Quand un quotidien national français verse au débat de son journal de tels titre et légende – "Le blasphème comme nécessité. Toutes les religions sont mortifères, tous les monothéismes détestables. Non il n'est pas irresponsable de le proclamer. Ridiculiser la religion est une vertu" –, il se commet à céder volontairement à l'incitation en faveur de la haine de la religion. Les limites à ne pas franchir appartiennent décidément au verdict de la direction de la publication. Or ce feu vert si ostensiblement donné laisse le lecteur dans une vive préoccupation face au réductionnisme rigide de la rédaction. Faut-il ne plus rien avoir à débattre, voire à penser, pour en venir à céder à ce ressentiment, à cet ostracisme ? Comment rendre un minimum d'honneur au journal Le Monde face à un tel déculottage de l'intelligence, puisque, quoi qu'il en soit, une telle faute de goût doit être verbalisée ?

A M. Patrick Declerk,

Votre article "Du Blasphème comme nécessité" paru dans la page "débat" du Monde du 25 novembre 2006 est d'une violence extrême à l'encontre des monothéismes et de ceux qui s'y réfèrent.

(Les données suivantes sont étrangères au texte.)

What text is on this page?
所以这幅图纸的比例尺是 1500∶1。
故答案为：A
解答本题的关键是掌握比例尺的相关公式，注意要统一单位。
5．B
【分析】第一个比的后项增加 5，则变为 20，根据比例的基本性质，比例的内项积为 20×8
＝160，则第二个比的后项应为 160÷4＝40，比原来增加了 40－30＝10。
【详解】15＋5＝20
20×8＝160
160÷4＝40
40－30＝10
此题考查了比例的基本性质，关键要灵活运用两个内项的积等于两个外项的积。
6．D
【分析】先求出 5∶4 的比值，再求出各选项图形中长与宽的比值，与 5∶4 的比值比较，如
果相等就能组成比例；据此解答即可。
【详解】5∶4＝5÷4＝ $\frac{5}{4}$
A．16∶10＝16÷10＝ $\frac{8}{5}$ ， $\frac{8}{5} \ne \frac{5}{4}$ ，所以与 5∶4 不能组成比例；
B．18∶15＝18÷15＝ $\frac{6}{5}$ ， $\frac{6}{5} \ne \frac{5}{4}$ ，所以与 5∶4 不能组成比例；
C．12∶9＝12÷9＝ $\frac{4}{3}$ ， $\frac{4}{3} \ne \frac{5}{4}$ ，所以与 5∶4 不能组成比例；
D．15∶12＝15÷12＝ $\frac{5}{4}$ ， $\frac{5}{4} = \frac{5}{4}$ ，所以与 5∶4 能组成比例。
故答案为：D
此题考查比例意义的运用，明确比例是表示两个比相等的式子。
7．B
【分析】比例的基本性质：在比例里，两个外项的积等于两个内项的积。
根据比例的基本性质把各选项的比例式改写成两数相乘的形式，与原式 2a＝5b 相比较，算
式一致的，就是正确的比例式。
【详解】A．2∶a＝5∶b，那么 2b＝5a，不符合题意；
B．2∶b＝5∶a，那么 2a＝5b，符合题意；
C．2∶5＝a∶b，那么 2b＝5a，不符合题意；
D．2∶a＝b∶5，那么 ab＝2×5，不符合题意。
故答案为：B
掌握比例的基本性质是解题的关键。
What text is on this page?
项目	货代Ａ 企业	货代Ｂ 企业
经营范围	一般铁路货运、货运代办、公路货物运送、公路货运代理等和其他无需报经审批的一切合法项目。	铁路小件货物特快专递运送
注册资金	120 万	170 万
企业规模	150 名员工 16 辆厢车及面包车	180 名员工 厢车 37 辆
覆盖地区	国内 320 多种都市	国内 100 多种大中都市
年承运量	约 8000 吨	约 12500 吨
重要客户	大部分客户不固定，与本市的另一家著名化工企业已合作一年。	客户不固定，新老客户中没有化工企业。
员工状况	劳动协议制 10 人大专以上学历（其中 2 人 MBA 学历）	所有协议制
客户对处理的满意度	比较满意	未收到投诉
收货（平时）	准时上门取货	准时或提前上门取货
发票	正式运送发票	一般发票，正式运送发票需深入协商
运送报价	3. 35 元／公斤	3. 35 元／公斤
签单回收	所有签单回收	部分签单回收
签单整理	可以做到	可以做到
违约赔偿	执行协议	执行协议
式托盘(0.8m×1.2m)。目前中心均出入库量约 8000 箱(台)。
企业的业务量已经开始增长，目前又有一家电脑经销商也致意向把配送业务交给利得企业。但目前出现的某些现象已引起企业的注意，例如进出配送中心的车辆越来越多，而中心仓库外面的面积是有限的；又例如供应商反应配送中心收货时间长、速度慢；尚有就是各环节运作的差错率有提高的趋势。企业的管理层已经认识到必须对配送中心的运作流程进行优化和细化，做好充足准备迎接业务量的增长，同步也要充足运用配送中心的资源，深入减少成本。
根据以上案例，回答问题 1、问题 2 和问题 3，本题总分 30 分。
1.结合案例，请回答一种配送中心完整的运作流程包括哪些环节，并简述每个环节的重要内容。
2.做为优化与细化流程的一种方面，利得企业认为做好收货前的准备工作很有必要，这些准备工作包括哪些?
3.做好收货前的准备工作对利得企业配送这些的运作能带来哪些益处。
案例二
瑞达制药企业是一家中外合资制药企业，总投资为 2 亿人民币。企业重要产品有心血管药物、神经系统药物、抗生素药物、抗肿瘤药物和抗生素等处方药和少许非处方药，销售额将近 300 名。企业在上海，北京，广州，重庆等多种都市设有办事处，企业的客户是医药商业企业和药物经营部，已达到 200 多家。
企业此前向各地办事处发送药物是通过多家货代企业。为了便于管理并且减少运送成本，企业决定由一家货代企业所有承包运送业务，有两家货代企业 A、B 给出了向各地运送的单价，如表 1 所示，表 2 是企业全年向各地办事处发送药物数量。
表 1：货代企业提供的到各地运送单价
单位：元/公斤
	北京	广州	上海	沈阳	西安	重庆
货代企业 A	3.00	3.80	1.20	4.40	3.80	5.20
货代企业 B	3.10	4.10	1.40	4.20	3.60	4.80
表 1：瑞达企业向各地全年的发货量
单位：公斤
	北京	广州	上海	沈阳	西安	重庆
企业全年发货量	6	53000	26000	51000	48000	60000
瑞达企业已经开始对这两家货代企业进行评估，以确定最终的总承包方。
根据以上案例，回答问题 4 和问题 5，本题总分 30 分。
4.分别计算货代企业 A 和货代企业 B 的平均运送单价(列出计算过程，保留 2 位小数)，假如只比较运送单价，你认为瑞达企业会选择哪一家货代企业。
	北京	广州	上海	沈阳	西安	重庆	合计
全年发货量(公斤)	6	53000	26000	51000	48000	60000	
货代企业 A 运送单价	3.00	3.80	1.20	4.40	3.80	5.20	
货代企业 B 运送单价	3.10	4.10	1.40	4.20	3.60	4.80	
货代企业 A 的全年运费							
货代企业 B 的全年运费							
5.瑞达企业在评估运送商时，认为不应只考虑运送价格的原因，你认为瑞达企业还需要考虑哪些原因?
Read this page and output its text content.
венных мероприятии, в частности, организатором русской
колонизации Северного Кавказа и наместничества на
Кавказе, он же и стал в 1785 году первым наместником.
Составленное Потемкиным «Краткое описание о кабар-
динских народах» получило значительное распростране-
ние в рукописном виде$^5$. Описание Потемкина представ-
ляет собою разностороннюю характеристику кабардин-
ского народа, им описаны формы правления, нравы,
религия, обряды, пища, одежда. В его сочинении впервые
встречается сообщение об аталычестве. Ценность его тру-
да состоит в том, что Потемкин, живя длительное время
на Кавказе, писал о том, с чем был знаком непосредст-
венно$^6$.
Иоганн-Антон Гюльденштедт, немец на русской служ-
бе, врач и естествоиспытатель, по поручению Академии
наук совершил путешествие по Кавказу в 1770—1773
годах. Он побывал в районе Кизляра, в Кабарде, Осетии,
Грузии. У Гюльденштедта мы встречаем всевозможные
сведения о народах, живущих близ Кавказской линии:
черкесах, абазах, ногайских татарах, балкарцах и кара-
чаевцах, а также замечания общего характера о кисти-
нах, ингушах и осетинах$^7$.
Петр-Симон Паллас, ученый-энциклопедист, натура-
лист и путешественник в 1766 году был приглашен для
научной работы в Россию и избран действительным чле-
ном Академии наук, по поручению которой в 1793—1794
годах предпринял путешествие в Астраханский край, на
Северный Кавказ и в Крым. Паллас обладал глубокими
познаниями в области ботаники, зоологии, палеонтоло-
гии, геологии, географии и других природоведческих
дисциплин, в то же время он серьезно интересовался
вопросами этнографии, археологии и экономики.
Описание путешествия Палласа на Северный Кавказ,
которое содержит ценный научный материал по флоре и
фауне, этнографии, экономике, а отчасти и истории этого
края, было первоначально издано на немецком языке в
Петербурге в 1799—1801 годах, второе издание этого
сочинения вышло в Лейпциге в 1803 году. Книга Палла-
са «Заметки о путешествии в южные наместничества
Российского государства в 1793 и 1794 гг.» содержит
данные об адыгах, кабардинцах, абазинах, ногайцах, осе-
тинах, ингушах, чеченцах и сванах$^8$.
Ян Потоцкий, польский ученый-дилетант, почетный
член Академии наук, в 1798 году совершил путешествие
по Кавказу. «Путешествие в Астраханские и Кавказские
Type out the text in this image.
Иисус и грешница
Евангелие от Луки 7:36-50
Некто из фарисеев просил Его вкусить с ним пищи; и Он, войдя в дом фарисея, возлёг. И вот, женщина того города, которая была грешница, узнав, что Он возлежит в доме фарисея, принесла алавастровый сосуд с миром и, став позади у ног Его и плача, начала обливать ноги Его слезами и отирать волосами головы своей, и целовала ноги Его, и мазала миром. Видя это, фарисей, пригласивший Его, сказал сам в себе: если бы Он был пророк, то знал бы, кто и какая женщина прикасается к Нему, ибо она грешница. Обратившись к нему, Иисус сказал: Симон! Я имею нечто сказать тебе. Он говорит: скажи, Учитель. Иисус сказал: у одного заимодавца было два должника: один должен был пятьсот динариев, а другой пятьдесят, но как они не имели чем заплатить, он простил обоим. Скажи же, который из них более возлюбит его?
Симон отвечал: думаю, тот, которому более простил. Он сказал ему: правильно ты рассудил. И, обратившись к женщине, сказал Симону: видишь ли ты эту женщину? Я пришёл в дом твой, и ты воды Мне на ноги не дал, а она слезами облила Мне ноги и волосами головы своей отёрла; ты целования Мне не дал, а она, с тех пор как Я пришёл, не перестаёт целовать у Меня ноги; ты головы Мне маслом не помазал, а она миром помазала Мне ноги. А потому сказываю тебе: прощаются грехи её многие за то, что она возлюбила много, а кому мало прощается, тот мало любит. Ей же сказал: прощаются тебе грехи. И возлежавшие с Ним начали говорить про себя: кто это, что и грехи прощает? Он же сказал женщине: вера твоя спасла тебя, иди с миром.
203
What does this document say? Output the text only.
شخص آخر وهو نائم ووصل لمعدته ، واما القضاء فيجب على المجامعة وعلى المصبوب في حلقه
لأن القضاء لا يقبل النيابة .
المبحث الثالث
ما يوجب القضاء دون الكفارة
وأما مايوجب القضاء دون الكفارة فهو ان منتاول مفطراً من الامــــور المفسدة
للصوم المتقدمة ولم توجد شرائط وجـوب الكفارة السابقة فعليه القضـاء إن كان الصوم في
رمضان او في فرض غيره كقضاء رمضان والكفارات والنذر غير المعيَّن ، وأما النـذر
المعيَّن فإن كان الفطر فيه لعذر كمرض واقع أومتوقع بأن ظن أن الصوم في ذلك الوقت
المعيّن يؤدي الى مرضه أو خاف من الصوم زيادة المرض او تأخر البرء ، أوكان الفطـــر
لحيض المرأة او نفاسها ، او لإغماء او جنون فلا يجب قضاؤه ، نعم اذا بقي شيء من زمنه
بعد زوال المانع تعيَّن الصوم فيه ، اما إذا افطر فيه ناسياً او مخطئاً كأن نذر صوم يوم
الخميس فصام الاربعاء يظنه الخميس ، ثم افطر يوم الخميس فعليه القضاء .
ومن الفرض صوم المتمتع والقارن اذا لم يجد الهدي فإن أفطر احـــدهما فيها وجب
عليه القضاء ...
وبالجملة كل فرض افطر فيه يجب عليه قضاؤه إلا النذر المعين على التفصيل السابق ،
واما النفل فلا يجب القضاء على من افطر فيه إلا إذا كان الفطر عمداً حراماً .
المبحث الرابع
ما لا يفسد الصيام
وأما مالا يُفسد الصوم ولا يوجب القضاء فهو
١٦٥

C'est pourquoi, nous nous adressons à vous, Monsieur, et nous dénonçons votre malhonnêteté intellectuelle faite d'amalgames, de simplismes et de méconnaissances des monothéismes que vous condamnez en les injuriant.

Nous vous mettons en garde en faisant appel à votre raison et non à vos sentiments personnels de ressentiment et de haine.

Vous avez cité Nietzsche et Freud, mais vous auriez pu aussi citer Marx quand il mentionne la religion comme opium du peuple.

N'avez vous pas remarqué que l'Église, tout au long du XXe siècle, n'a pas eu l'habitude d'endormir mais de réveiller les consciences politiques, économiques, sociales, religieuses, pour la dignité de l'homme, à la suite de celui dont vous raillez la crucifixion et la résurrection ?

Quant à la prétendue "béquille métaphysique" que vous dénoncez comme palliatif à la faiblesse des hommes devant la mort, demandez-vous si la métaphysique n'est justement pas le gage de la liberté humaine comme ont pu le montrer Emmanuel Levinas ou Paul Ricoeur. Que serait une humanité sans transcendance ? Elle serait dominée par le règne de la technique comme l'a dénoncé Martin Heidegger.

L'amalgame qui consiste à mettre en parallèle dans la même phrase les accords de Munich et la soi-disante " peste chrétienne " relève de mêmes procédés stylistiques qu'Hitler utilisait pour rendre les Juifs coupables de tous les maux.

Relisez à toutes fins utiles l'encyclique de Pie XI condamnant le nazisme comme atteinte fondamentale au monothéisme.

Enfin, en "détestant tous les monothéismes", vous attaquez ce que l'éthique porte de plus haut : le rapport à l'altérité.

Cette altérité, intrinsèque aux monothéismes, porte l'impossibilité radicale qu'aucun être humain se prenne pour Dieu : Dieu seul est Dieu et c'est la garantie d'une véritable fraternité entre les hommes.

Nous osons croire que le monothéisme auquel nous nous référons saura nous protéger de la pensée totalitaire que vous exprimez.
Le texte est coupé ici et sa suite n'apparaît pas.